Contoh konkret dapat ditemukan di berbagai belahan dunia Islam. Di Palestina, komunitas lokal mempertahankan identitas mereka melalui pemeliharaan masjid, sekolah, dan tradisi keagamaan meski hidup di bawah tekanan. Di Bosnia, masjid dan pusat budaya yang hancur akibat perang direstorasi sebagai simbol kebangkitan identitas Muslim Eropa. Di Indonesia, pesantren menjadi ruang resilien yang mampu mencetak generasi baru meski menghadapi arus globalisasi digital. Semua ini menunjukkan bahwa ketahanan komunitas bukan sekadar bertahan, melainkan juga kemampuan untuk bangkit lebih kuat dan relevan dengan zaman.
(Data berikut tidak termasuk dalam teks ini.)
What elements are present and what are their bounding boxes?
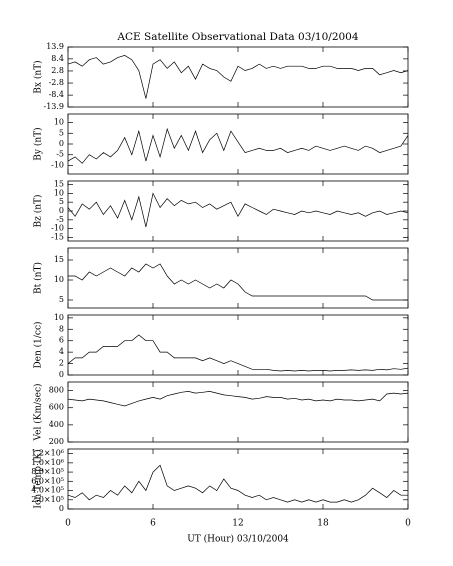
y-tick-label: 6 [59,336,64,345]
y-tick-label: 10 [54,188,64,197]
y-axis-label: By (nT) [33,127,44,160]
y-tick-label: 1.0×10⁶ [31,458,64,467]
y-tick-label: 5 [59,197,64,206]
y-tick-label: 600 [49,403,64,412]
y-axis-label: Den (1/cc) [33,321,44,368]
x-axis-label: UT (Hour) 03/10/2004 [187,534,289,545]
y-tick-label: -5 [56,215,64,224]
y-axis-label: Bx (nT) [33,60,44,93]
x-tick-label: 0 [65,519,71,529]
y-tick-label: -15 [51,232,64,241]
data-line [67,334,409,372]
y-tick-label: 5 [59,128,64,137]
x-tick-label: 12 [232,519,243,529]
x-tick-label: 18 [317,519,329,529]
y-tick-label: 1.2×10⁶ [31,449,64,458]
y-tick-label: 4.0×10⁵ [31,486,64,495]
y-axis-label: Ion Temp (K) [33,449,44,508]
y-tick-label: -13.9 [43,102,64,111]
y-tick-label: 15 [54,180,64,189]
data-line [67,55,409,99]
y-tick-label: 800 [49,386,64,395]
y-tick-label: 15 [54,255,64,264]
y-tick-label: -8.4 [49,90,64,99]
y-tick-label: -10 [51,160,64,169]
y-tick-label: 0 [59,139,64,148]
y-tick-label: 6.0×10⁵ [31,476,64,485]
y-tick-label: 2 [59,359,64,368]
data-line [67,464,408,503]
y-tick-label: 13.9 [46,42,64,51]
panel-frame [67,180,409,242]
data-line [68,263,408,301]
y-axis-label: Bt (nT) [33,262,44,294]
y-tick-label: 8.4 [51,54,64,63]
x-tick-label: 6 [150,519,156,529]
y-tick-label: 10 [54,275,64,284]
y-tick-label: 8.0×10⁵ [31,467,64,476]
panel-frame [67,46,409,108]
y-tick-label: 400 [49,420,64,429]
y-axis-label: Bz (nT) [33,194,44,227]
panel-frame [67,113,409,175]
y-tick-label: 2.8 [51,66,64,75]
y-tick-label: 4 [59,347,64,356]
y-tick-label: 0 [59,504,64,513]
x-tick-label: 0 [405,519,411,529]
panel-frame [67,247,409,309]
y-tick-label: 10 [54,313,64,322]
data-line [67,192,409,227]
y-tick-label: -2.8 [49,78,64,87]
panel-frame [67,381,409,443]
y-tick-label: -10 [51,224,64,233]
y-tick-label: 0 [59,206,64,215]
y-tick-label: 2.0×10⁵ [31,495,64,504]
data-line [67,127,409,164]
y-axis-label: Vel (Km/sec) [33,383,44,441]
y-tick-label: -5 [56,150,64,159]
y-tick-label: 5 [59,295,64,304]
y-tick-label: 200 [49,437,64,446]
data-line [67,391,409,407]
y-tick-label: 10 [54,118,64,127]
chart-title: ACE Satellite Observational Data 03/10/2… [116,31,358,43]
y-tick-label: 8 [59,324,64,333]
y-tick-label: 0 [59,370,64,379]
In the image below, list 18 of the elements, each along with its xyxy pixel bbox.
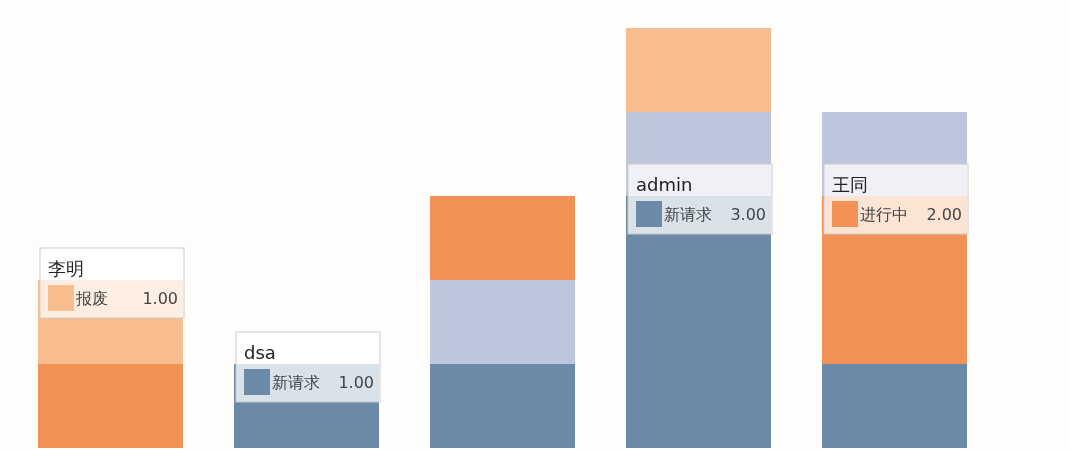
x-tick-label: admin [636,174,693,195]
text: 新请求 [664,205,712,224]
bar [38,364,183,448]
bar [430,280,575,364]
bar [626,28,771,112]
legend-label: 进行中 [860,205,908,224]
x-tick-label: dsa [244,342,276,363]
x-tick-label: 李明 [48,258,84,279]
legend-label: 新请求 [272,373,320,392]
bar [430,364,575,448]
data-label: 3.00 [730,205,766,224]
data-label: 2.00 [926,205,962,224]
bar [430,196,575,280]
data-label: 1.00 [338,373,374,392]
x-tick-label: 王同 [832,174,868,195]
legend-label: 报废 [75,289,108,308]
data-label: 1.00 [142,289,178,308]
bar [822,364,967,448]
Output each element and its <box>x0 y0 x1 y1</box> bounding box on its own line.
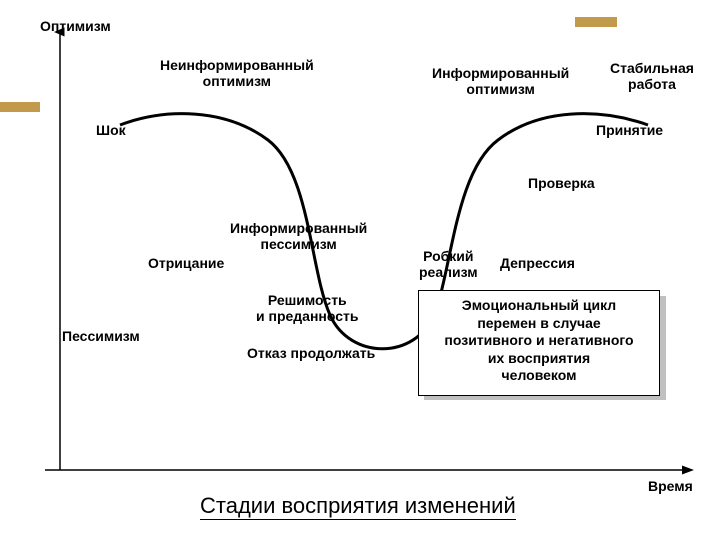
y-axis-label: Оптимизм <box>40 18 111 34</box>
label-informed-optimism: Информированныйоптимизм <box>432 65 569 97</box>
callout-box: Эмоциональный циклперемен в случаепозити… <box>418 290 660 396</box>
label-refusal: Отказ продолжать <box>247 345 375 361</box>
label-shock: Шок <box>96 122 126 138</box>
y-axis-bottom-label: Пессимизм <box>62 328 140 344</box>
x-axis-label: Время <box>648 478 693 494</box>
label-stable-work: Стабильнаяработа <box>610 60 694 92</box>
diagram-title: Стадии восприятия изменений <box>200 493 516 520</box>
label-acceptance: Принятие <box>596 122 663 138</box>
label-denial: Отрицание <box>148 255 224 271</box>
label-informed-pessimism: Информированныйпессимизм <box>230 220 367 252</box>
label-checking: Проверка <box>528 175 595 191</box>
label-resolve: Решимостьи преданность <box>256 292 359 324</box>
label-uninformed-optimism: Неинформированныйоптимизм <box>160 57 314 89</box>
label-timid-realism: Робкийреализм <box>419 248 478 280</box>
diagram-canvas: Оптимизм Время Пессимизм Неинформированн… <box>0 0 720 540</box>
label-depression: Депрессия <box>500 255 575 271</box>
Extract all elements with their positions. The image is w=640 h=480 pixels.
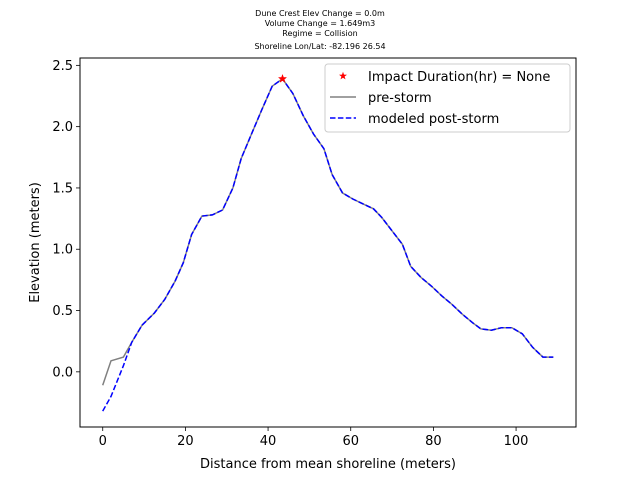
plot-series xyxy=(101,77,554,412)
y-axis-label: Elevation (meters) xyxy=(28,182,43,303)
x-axis-label: Distance from mean shoreline (meters) xyxy=(200,457,456,472)
impact-star-marker xyxy=(277,73,288,83)
plot-area-frame xyxy=(79,57,577,428)
chart-title-line-4: Shoreline Lon/Lat: -82.196 26.54 xyxy=(254,42,385,51)
x-tick-label: 60 xyxy=(342,434,359,449)
x-tick-label: 40 xyxy=(260,434,277,449)
legend-label-prestorm: pre-storm xyxy=(368,91,432,106)
y-tick-label: 0.0 xyxy=(52,365,73,380)
x-tick-label: 80 xyxy=(425,434,442,449)
chart-title-line-1: Dune Crest Elev Change = 0.0m xyxy=(255,9,385,18)
plot-markers xyxy=(277,73,288,83)
y-tick-label: 0.5 xyxy=(52,304,73,319)
legend-box xyxy=(324,63,571,133)
legend-star-icon xyxy=(339,71,347,80)
chart-title-line-3: Regime = Collision xyxy=(282,29,357,38)
y-axis-ticks: 0.0 0.5 1.0 1.5 2.0 2.5 xyxy=(52,59,80,380)
x-axis-ticks: 0 20 40 60 80 100 xyxy=(99,427,529,449)
series-line-poststorm xyxy=(102,77,554,412)
legend: Impact Duration(hr) = None pre-storm mod… xyxy=(324,63,571,133)
y-tick-label: 2.5 xyxy=(52,59,73,74)
x-tick-label: 0 xyxy=(99,434,107,449)
chart-title-line-2: Volume Change = 1.649m3 xyxy=(265,19,376,28)
legend-label-impact: Impact Duration(hr) = None xyxy=(368,70,550,85)
x-tick-label: 20 xyxy=(177,434,194,449)
y-tick-label: 1.0 xyxy=(52,243,73,258)
x-tick-label: 100 xyxy=(504,434,529,449)
y-tick-label: 1.5 xyxy=(52,181,73,196)
y-tick-label: 2.0 xyxy=(52,120,73,135)
legend-label-poststorm: modeled post-storm xyxy=(368,112,499,127)
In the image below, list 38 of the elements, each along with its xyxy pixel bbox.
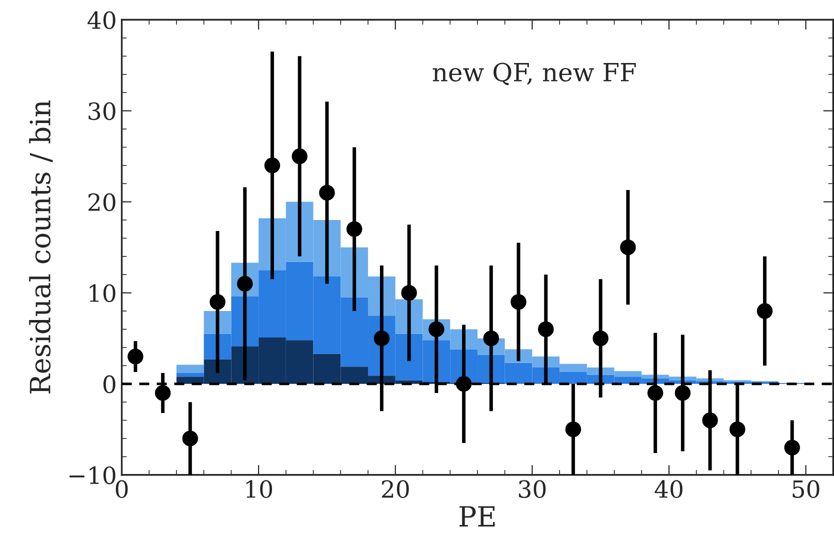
- annotation: new QF, new FF: [432, 62, 636, 86]
- point: [264, 158, 280, 174]
- point: [210, 294, 226, 310]
- point: [592, 330, 608, 346]
- point: [456, 376, 472, 392]
- point: [292, 148, 308, 164]
- x-tick-label: 30: [518, 480, 546, 498]
- point: [756, 303, 773, 319]
- bar: [176, 364, 204, 373]
- x-axis-title: PE: [460, 506, 495, 526]
- x-tick-label: 40: [654, 480, 682, 498]
- y-tick-label: 10: [90, 284, 116, 302]
- point: [565, 422, 582, 438]
- point: [730, 422, 746, 438]
- point: [346, 221, 362, 237]
- point: [702, 412, 718, 428]
- point: [401, 284, 417, 301]
- y-tick-label: 30: [88, 102, 116, 120]
- point: [182, 430, 198, 446]
- point: [784, 440, 800, 456]
- point: [510, 294, 526, 310]
- x-tick-label: 50: [792, 480, 820, 498]
- point: [154, 385, 171, 401]
- y-tick-label: 0: [103, 375, 116, 394]
- x-tick-label: 0: [116, 480, 128, 498]
- y-tick-label: 40: [88, 11, 116, 30]
- bar: [176, 372, 204, 377]
- point: [647, 385, 664, 401]
- y-axis-title: Residual counts / bin: [29, 100, 53, 394]
- y-tick-label: −10: [70, 466, 116, 484]
- point: [319, 184, 335, 201]
- x-tick-label: 10: [246, 480, 272, 498]
- x-tick-label: 20: [382, 480, 409, 498]
- point: [620, 239, 636, 256]
- point: [538, 321, 554, 338]
- point: [128, 348, 144, 364]
- y-tick-label: 20: [88, 193, 116, 212]
- point: [674, 385, 691, 401]
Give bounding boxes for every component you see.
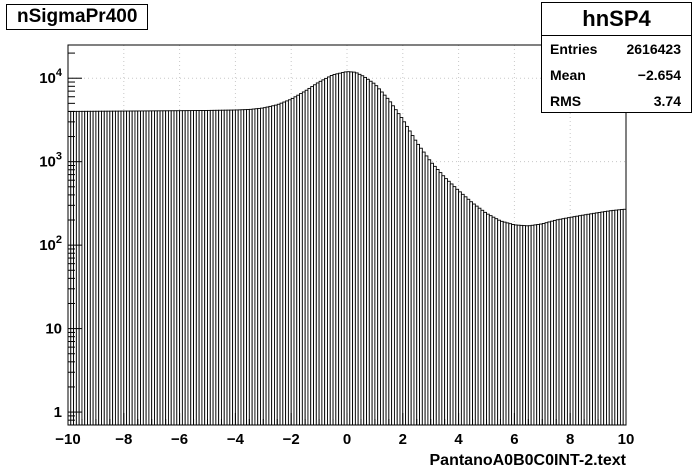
stats-row-mean: Mean −2.654 xyxy=(542,62,691,88)
stats-row-entries: Entries 2616423 xyxy=(542,36,691,62)
x-tick-label: 0 xyxy=(343,431,351,448)
x-tick-label: 6 xyxy=(510,431,518,448)
x-tick-label: 4 xyxy=(454,431,463,448)
stats-mean-label: Mean xyxy=(550,67,586,83)
x-tick-label: 8 xyxy=(566,431,574,448)
x-tick-label: −8 xyxy=(115,431,132,448)
y-axis: 1 10 102 103 104 xyxy=(39,52,82,426)
x-tick-label: −10 xyxy=(55,431,80,448)
stats-entries-label: Entries xyxy=(550,41,598,57)
stats-histogram-name: hnSP4 xyxy=(542,3,691,36)
y-tick-label: 104 xyxy=(39,67,63,87)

Dengan demikian, kebangkitan Islam di abad ke-21 tidak dapat hanya dilihat dari aspek politik atau ekonomi. Justru yang lebih menentukan adalah kekuatan budaya dan ketahanan sosial. Cultural diplomacy memberikan wajah Islam yang moderat, ramah, dan inklusif di panggung global. Sementara itu, community resilience memastikan bahwa umat Islam di akar rumput memiliki daya tahan untuk menghadapi krisis dan mampu membangun kembali kehidupannya. Keduanya saling melengkapi: diplomasi budaya membangun citra positif di luar, sementara ketahanan komunitas menguatkan basis dari dalam. Abad ke-21 bisa menjadi momentum kebangkitan Islam jika kedua pendekatan ini terus digarap dengan konsisten. Islam dapat kembali tampil bukan sebagai objek wacana negatif, melainkan sebagai subjek peradaban yang memberi solusi. Tantangan dunia modern mulai dari konflik identitas, ketidaksetaraan global, hingga perubahan iklim membutuhkan kontribusi nilai-nilai universal Islam seperti keadilan, solidaritas, dan kasih sayang. Apabila cultural diplomacy dan community resilience dijadikan strategi bersama, maka umat Islam dapat menjawab stigma kemunduran dan justru menawarkan harapan bagi dunia yang tengah dilanda ketidakpastian.